Au cours des neuf premiers mois de 2016, la production de volailles de chair est quasi stable par rapport à 2015. La situation varie selon l’espèce : production en repli de 1 % pour le poulet, en progression pour la dinde (+ 5 %) et en forte baisse pour le canard (–12 %).

Dans le même temps, la consommation de viandes de volailles a augmenté de 3,5 %. Elle progresse pour le poulet et la dinde (+5 %), mais recule pour le canard (–11 %).

En novembre, les mises en place de poussins de poulets de chair sont quasi stables. Celles de dindonneaux se replient fortement : –21 %. À l’inverse, les mises en place de canetons progressent de 13 %.

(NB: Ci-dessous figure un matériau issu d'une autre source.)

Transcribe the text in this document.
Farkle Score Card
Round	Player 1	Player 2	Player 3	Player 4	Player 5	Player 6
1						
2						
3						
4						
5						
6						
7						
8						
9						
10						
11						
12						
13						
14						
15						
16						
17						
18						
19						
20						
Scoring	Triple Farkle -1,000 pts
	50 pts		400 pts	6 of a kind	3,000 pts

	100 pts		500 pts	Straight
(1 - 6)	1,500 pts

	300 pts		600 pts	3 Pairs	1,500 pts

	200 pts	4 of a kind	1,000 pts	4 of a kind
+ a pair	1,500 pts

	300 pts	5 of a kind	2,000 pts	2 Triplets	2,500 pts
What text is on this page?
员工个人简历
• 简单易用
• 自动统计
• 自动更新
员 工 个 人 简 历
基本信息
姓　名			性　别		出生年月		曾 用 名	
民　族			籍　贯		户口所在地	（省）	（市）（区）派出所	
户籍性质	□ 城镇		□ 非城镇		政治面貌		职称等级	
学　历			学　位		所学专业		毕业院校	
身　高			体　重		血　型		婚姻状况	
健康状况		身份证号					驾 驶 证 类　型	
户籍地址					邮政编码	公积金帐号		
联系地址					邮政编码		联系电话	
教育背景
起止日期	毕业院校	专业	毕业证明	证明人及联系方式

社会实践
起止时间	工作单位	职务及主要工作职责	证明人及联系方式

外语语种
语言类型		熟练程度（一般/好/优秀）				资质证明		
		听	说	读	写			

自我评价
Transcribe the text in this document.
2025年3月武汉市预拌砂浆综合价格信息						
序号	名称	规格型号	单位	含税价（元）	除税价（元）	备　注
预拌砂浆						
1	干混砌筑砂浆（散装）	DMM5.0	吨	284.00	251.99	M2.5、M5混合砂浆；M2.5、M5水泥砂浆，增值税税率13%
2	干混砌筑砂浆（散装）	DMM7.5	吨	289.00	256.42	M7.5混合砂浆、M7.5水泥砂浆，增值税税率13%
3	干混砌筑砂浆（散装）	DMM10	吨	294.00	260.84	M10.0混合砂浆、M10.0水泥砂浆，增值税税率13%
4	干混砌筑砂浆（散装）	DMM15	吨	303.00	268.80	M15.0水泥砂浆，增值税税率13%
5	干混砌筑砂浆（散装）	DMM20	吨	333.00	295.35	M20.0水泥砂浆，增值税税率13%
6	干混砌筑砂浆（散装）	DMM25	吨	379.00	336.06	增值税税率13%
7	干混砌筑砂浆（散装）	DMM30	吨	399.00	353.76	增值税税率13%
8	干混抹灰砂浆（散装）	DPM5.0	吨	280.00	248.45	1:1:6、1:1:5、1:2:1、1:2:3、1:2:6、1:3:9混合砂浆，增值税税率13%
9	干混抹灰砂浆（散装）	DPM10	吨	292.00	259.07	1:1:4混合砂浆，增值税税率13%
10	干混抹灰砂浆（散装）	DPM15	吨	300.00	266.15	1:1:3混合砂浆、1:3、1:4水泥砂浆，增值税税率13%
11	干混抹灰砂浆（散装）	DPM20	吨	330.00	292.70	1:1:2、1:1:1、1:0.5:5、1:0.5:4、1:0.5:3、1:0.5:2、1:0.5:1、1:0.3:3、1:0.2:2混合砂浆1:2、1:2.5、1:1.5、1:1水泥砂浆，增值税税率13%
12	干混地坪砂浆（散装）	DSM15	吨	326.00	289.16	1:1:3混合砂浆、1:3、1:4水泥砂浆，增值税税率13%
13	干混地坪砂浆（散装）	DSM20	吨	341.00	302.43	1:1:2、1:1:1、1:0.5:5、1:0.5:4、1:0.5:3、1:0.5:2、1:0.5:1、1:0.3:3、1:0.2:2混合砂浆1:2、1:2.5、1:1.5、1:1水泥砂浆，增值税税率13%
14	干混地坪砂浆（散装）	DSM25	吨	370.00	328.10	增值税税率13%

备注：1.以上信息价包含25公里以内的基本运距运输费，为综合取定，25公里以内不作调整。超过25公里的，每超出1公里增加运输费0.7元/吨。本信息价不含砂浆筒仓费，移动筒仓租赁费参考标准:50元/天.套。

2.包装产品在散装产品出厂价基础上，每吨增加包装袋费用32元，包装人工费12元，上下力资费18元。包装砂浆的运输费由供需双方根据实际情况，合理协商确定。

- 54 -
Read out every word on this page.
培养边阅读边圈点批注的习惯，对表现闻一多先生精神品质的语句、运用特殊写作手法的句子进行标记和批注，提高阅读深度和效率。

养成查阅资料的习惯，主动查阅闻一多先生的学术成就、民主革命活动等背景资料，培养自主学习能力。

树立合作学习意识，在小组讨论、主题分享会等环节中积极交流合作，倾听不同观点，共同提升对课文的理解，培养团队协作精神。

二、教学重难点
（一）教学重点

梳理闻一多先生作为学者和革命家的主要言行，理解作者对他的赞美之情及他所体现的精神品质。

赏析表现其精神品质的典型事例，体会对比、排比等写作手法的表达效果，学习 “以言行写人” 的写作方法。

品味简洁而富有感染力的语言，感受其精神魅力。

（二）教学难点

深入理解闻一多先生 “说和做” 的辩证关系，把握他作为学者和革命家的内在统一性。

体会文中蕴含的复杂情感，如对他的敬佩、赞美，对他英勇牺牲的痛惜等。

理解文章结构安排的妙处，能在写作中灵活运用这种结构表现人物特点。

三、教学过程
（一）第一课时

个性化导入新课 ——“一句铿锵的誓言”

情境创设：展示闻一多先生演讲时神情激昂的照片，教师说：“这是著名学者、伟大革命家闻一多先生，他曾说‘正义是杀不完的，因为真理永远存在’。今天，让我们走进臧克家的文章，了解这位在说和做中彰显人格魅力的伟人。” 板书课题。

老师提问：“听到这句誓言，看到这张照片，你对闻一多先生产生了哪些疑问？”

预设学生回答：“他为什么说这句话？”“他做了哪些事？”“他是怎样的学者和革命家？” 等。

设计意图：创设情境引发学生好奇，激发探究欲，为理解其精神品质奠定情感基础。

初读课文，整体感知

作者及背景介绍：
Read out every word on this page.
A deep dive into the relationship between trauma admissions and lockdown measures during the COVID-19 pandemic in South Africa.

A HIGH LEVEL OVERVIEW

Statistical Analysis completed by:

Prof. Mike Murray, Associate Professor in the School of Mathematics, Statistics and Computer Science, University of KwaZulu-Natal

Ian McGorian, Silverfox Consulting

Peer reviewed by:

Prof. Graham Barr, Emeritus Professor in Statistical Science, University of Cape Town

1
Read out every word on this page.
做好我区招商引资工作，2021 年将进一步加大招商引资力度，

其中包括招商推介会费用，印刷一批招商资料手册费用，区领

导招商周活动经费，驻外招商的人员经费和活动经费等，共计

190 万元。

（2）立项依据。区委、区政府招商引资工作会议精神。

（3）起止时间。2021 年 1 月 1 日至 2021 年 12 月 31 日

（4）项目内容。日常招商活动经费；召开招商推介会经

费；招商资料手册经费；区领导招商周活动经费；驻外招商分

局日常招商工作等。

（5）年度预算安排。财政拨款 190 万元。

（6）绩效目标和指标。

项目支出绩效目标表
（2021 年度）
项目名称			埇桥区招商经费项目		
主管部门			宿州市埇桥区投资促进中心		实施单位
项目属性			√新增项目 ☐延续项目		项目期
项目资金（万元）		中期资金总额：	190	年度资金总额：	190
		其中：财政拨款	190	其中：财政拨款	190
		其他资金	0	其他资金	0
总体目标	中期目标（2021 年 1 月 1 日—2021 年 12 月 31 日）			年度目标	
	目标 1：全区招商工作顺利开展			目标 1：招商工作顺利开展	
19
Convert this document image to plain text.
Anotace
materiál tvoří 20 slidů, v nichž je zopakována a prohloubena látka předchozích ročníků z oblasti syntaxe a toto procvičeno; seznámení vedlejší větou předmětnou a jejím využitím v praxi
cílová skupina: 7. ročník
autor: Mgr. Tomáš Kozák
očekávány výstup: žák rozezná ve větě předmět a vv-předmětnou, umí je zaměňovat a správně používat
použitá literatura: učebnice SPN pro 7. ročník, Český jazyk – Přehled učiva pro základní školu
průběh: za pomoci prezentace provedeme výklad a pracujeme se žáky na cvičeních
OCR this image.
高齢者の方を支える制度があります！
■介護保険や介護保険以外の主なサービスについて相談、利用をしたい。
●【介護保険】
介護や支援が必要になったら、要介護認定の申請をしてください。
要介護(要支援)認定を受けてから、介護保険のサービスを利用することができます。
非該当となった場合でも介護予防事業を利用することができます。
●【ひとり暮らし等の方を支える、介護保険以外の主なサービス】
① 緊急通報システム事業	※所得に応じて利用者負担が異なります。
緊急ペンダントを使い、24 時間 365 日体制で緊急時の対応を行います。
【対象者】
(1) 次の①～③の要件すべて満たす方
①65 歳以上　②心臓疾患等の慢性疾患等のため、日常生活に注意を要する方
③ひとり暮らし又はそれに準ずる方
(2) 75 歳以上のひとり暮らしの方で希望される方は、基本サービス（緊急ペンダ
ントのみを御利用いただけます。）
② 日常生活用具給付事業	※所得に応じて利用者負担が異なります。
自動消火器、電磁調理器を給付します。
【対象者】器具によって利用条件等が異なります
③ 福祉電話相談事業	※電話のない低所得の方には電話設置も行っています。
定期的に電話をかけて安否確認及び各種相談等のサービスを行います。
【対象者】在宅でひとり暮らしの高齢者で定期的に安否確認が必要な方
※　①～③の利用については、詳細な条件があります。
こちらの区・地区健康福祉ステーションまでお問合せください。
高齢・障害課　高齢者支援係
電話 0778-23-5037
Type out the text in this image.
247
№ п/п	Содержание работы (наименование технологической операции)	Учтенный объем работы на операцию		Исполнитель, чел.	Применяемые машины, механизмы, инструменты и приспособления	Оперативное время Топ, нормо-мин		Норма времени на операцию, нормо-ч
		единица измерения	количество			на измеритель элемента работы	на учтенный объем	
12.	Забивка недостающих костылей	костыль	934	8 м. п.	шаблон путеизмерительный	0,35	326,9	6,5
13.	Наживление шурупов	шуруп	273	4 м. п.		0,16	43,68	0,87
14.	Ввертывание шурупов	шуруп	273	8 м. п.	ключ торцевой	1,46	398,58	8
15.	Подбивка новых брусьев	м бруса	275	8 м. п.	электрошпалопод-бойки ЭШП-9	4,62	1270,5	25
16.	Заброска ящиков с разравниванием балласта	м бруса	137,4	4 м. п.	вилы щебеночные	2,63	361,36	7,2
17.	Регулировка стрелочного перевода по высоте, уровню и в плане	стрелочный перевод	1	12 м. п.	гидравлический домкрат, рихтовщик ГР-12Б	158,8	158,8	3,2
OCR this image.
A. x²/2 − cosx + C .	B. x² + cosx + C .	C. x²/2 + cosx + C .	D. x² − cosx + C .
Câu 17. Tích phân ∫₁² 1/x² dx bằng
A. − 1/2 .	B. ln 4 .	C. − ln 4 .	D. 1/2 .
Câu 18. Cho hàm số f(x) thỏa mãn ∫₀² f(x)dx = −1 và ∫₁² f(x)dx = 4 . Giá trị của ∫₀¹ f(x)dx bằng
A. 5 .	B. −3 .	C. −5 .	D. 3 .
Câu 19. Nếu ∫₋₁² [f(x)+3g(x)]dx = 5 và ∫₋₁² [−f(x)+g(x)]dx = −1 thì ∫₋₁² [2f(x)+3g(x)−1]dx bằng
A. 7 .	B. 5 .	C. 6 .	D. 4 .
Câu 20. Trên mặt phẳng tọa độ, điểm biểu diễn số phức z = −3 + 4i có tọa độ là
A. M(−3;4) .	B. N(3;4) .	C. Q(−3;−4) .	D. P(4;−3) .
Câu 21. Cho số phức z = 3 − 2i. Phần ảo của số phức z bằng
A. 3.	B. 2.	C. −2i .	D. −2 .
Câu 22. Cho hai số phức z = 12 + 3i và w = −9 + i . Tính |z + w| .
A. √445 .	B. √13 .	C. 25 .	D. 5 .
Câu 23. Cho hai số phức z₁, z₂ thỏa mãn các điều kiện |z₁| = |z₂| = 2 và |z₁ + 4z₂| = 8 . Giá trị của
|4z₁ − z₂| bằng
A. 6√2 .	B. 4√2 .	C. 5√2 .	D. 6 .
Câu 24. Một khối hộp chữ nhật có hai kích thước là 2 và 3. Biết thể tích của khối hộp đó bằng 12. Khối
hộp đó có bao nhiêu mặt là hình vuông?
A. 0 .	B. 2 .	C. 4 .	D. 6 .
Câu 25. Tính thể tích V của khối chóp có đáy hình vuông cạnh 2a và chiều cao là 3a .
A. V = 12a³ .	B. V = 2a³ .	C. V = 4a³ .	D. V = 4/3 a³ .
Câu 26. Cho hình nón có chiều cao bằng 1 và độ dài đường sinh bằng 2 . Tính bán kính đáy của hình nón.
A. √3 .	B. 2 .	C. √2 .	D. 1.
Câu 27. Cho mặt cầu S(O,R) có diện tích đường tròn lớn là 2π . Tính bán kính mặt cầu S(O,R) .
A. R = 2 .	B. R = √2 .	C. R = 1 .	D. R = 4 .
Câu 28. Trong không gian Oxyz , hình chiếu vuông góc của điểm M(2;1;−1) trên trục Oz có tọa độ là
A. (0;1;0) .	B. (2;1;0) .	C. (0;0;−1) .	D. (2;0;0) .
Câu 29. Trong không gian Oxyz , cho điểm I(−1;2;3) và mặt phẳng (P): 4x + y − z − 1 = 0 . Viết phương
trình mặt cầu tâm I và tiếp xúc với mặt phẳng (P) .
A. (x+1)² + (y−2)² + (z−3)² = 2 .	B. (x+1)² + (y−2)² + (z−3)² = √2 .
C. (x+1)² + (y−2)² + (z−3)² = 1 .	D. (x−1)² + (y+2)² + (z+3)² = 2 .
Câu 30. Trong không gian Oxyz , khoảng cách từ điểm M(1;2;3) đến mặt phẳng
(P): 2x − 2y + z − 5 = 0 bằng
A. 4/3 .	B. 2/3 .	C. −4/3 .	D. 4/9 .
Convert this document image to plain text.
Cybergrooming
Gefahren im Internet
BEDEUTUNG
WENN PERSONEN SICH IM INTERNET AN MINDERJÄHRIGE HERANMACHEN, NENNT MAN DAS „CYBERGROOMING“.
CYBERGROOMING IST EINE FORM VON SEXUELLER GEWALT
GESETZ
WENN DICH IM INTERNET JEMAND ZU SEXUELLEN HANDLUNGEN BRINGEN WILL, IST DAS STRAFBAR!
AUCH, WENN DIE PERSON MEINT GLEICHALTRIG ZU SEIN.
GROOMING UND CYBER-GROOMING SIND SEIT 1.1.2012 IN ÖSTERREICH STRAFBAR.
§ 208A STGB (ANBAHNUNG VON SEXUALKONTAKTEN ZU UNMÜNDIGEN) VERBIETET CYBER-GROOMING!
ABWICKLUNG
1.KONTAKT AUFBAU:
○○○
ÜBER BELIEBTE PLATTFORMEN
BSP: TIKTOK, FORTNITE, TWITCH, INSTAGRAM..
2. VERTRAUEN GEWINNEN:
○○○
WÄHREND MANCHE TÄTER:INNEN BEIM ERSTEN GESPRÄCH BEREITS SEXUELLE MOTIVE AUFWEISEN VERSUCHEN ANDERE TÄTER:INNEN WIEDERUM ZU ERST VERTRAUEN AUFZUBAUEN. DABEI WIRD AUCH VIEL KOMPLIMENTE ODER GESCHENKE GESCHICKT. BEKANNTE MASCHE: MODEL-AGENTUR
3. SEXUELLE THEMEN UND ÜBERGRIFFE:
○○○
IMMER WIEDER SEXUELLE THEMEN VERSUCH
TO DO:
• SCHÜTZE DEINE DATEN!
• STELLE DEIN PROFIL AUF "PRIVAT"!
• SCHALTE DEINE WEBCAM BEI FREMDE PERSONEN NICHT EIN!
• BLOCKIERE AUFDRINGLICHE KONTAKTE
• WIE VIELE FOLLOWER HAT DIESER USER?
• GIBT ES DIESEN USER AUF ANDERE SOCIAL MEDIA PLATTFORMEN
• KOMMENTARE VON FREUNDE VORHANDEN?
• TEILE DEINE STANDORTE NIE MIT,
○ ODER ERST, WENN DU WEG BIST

Augmentation du déficit commercial

Au mois de novembre, les exportations totales de viandes et préparations de volailles (29 % de la production) baissent de 14 % (23 % pour le poulet). Les importations progressent de 10 %.

Au cours des neuf premiers mois de 2016, le déficit commercial des viandes de poulet a plus que doublé en glissement annuel (–10 % pour les exportations et +3,1 % pour les importations).

Progression de la mise en place des poulettes de ponte en 2016

Au cours des neuf premiers mois de 2016, la production totale d’œufs de consommation est en baisse (– 2,9 %) par rapport à la même période en 2015.

Les mises en place de poulettes de ponte d’œufs de consommation se replient de 5,5 % au mois de novembre en glissement annuel, mais progressent de plus de 5 % en cumul depuis le début de 2016.

La production d’œufs pourrait augmenter de 4 % pour le mois de mars 2017, en glissement annuel. Pour le premier trimestre de 2017, la hausse pourrait atteindre 3,7 % en cumul.

En décembre, le prix à la production de l’œuf progresse de 20 % en glissement annuel et de 14 % par rapport à la moyenne quinquennale.